There are also owners who, despite assurances to the contrary, cling to impossible concerns, like the gentleman who repeatedly asked if the hematoma in his dog's ear would explode. The answer is, "No." Even if the aural hematoma is not surgically treated and the ear flap becomes extremely distended, bruised, and/or deformed, it will not spontaneously "explode."

Similarly, while admitting a young tom cat for neutering, I had the following conversation,
"When will I need to bring him back?"
"He'll go home this evening, there aren't any sutures to remove so unless you have any concerns we won't need to see him again until his next physical and vaccines are due."
And then the client clarified, "No I mean how long before I have to have him re-neutered?"
Clearly there was a significant anatomical misunderstanding.
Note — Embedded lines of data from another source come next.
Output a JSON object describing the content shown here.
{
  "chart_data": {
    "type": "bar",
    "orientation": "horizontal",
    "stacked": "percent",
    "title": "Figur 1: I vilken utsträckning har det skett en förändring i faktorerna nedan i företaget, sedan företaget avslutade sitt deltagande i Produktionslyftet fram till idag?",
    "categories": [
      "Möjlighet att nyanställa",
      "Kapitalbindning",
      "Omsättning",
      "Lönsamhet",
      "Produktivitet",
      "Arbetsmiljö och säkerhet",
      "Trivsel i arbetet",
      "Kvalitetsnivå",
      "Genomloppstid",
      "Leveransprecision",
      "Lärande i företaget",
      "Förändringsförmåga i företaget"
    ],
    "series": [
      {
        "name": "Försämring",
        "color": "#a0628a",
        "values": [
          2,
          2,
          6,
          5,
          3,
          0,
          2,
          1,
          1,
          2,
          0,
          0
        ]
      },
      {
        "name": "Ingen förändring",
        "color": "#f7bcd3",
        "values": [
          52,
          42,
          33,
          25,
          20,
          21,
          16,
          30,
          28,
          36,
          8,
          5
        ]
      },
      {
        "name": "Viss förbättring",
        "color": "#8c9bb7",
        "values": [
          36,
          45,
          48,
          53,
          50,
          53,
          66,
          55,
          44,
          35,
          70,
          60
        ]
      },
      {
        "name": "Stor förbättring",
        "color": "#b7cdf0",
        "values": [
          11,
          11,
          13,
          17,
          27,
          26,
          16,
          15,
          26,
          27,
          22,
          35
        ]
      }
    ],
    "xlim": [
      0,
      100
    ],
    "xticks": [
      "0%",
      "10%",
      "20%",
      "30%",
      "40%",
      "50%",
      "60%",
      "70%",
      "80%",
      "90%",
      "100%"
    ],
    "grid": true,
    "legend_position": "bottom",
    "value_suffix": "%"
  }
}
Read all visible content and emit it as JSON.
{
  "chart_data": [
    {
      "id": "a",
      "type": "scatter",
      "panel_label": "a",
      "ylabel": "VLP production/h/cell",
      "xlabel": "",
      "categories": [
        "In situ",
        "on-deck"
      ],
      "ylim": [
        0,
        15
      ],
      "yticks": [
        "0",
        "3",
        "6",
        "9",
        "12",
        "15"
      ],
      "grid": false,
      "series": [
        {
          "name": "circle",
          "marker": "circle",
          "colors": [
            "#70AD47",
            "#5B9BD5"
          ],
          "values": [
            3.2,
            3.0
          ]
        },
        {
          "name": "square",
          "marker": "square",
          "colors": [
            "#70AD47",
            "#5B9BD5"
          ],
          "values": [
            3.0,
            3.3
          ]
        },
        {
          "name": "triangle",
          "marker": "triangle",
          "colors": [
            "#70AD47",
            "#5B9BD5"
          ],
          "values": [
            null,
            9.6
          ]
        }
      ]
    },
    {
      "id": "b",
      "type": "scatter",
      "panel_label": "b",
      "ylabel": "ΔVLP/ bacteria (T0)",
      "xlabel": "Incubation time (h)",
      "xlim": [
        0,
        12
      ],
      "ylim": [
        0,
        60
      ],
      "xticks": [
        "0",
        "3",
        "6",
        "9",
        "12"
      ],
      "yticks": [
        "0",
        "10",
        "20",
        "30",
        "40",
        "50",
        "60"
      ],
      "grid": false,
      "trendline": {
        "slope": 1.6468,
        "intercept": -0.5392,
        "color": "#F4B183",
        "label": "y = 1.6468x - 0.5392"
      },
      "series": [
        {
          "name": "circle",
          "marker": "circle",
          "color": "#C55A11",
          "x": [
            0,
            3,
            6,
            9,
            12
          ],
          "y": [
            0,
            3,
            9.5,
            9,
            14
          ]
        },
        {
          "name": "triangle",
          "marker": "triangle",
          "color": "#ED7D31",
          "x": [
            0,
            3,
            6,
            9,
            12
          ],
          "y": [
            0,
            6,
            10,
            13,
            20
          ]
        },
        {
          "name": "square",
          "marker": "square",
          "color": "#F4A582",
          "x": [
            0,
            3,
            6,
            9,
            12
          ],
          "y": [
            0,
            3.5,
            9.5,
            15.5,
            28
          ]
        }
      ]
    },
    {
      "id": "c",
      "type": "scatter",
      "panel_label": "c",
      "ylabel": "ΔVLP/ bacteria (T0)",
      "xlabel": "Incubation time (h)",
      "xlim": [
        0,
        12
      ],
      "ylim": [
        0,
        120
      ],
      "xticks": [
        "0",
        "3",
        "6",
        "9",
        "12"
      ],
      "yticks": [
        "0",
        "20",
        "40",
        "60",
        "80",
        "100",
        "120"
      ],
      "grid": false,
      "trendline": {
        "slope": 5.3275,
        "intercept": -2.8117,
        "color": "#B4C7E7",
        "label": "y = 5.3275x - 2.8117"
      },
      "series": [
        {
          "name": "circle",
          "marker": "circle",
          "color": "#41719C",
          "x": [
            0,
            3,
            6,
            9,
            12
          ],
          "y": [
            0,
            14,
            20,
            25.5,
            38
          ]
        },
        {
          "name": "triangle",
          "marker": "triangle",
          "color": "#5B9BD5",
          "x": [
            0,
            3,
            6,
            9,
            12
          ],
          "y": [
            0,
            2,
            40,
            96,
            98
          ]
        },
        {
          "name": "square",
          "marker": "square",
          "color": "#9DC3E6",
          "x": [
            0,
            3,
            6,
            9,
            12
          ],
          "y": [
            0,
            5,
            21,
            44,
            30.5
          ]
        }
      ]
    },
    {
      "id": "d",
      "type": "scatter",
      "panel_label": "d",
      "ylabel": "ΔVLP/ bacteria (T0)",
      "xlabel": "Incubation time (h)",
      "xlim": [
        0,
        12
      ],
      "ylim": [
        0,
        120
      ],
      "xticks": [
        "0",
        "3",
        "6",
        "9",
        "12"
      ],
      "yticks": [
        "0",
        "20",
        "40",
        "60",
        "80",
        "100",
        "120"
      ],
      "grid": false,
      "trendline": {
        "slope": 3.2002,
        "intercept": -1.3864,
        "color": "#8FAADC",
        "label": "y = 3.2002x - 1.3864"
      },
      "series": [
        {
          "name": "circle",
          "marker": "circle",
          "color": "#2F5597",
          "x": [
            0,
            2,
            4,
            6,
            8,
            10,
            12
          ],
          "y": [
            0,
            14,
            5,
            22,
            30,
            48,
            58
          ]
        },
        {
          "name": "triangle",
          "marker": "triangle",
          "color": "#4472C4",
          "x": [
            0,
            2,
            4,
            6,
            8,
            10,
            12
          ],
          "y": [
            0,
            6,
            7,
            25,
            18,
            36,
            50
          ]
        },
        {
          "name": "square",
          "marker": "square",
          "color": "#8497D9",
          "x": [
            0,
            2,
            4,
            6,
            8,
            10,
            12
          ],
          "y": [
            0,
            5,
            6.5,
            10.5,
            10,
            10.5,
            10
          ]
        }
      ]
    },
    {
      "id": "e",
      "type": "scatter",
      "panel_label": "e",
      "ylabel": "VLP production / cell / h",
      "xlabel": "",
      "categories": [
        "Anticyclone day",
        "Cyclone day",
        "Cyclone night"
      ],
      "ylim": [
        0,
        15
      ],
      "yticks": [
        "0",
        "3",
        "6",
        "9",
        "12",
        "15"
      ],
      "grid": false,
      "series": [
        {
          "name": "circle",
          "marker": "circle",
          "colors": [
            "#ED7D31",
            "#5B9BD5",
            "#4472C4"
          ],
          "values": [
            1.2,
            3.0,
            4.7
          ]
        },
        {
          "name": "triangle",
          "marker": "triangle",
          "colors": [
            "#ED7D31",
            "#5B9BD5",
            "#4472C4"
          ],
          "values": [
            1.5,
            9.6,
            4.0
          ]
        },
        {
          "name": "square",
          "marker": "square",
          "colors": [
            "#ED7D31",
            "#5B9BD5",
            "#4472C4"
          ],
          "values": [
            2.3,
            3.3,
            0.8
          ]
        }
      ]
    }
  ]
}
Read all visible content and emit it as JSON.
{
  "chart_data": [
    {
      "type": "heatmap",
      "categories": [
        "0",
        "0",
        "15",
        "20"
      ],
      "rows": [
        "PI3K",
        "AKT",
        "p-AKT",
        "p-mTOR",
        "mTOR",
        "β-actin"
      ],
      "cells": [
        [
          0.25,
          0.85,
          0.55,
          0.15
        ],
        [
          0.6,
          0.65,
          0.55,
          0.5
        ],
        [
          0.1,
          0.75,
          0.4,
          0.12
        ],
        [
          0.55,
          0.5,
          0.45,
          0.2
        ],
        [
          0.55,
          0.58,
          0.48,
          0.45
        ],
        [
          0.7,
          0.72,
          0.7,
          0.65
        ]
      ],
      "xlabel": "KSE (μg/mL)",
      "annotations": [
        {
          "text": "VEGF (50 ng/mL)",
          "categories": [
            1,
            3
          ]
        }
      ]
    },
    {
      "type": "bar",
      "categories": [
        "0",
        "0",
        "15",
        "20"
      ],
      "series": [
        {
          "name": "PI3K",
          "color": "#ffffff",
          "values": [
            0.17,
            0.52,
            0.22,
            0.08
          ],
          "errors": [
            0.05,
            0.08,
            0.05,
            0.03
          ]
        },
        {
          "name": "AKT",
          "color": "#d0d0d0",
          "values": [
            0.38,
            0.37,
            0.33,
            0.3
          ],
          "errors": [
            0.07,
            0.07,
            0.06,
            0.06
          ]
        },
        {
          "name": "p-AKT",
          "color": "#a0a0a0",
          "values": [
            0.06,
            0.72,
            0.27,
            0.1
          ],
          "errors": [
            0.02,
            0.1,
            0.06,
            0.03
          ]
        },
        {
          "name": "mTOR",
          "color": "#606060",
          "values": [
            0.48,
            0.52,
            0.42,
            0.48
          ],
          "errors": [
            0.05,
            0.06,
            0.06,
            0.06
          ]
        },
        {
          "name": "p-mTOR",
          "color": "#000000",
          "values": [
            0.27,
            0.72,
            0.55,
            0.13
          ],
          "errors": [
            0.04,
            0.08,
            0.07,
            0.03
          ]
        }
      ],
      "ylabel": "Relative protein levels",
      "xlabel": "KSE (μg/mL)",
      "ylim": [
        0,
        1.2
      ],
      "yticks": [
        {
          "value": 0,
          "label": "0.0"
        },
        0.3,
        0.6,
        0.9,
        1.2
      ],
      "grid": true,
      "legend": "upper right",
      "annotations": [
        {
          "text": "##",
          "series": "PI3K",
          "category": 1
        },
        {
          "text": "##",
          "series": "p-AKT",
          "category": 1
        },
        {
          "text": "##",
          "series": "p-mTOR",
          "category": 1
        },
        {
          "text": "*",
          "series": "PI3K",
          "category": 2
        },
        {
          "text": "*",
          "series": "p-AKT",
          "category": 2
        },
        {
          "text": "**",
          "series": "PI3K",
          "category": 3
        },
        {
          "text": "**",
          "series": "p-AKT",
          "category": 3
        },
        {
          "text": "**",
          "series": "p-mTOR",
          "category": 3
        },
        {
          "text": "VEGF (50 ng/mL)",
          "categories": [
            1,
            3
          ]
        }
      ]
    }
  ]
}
I explained "they" do not grow back.

The latest addition to the category of strange utterings involved a young ferret who presented for immobility after a fall. Further questioning revealed the owner's boyfriend had been bathing the jill when she bit him and he dropped her from a height of about 5 feet. Onto the shower floor. Approximately 8 hours earlier. At 3:00 a.m. It not being directly relevant to the current state of the little fur ball I didn't pursue why a teenage boy was bathing a ferret at 3 in the morning but it does conjure questions. She had sustained a dislocated elbow in the fall and likely some head trauma but at last check was doing well.

It's not just clients who struggle with the obvious. Several years ago I testifed in an animal abuse case regarding the existence of animal pain and suffering with respect to a puppy who had allegedly been thrown against a wall. After tedious grilling as to my education, licensing, and experience and no doubt to the dismay of the defense attorney, the judge qualified me as an expert witness. In answer to a question from the prosecutor, I asserted it is generally accepted in veterinary medicine that an injury or procedure known to cause pain in a person is reasonably assumed to cause a similar degree of pain in an animal and the pain itself ethically requires prevention or treatment. The defense attorney objected and there ensued a verbal barrage ending in the prosecutor appealing to the judge by saying, "It's common sense, your Honor!"
To which the defense attorney replied entirely without irony, "Common sense doesn't work for the defense your Honor!"
I don't recall the judge's exact response but it was very close to my own thought, which was, "Clearly."

Most veterinarians will tell you a sense of humor is vital to clinical practice and although we may cringe at some of the the nonsensical things pet parents do and say, they are an unending source of comic relief. I'll close with these words from philosopher William James, "Common sense and a sense of humor are the same thing moving at different speeds. A sense of humor is just common sense dancing."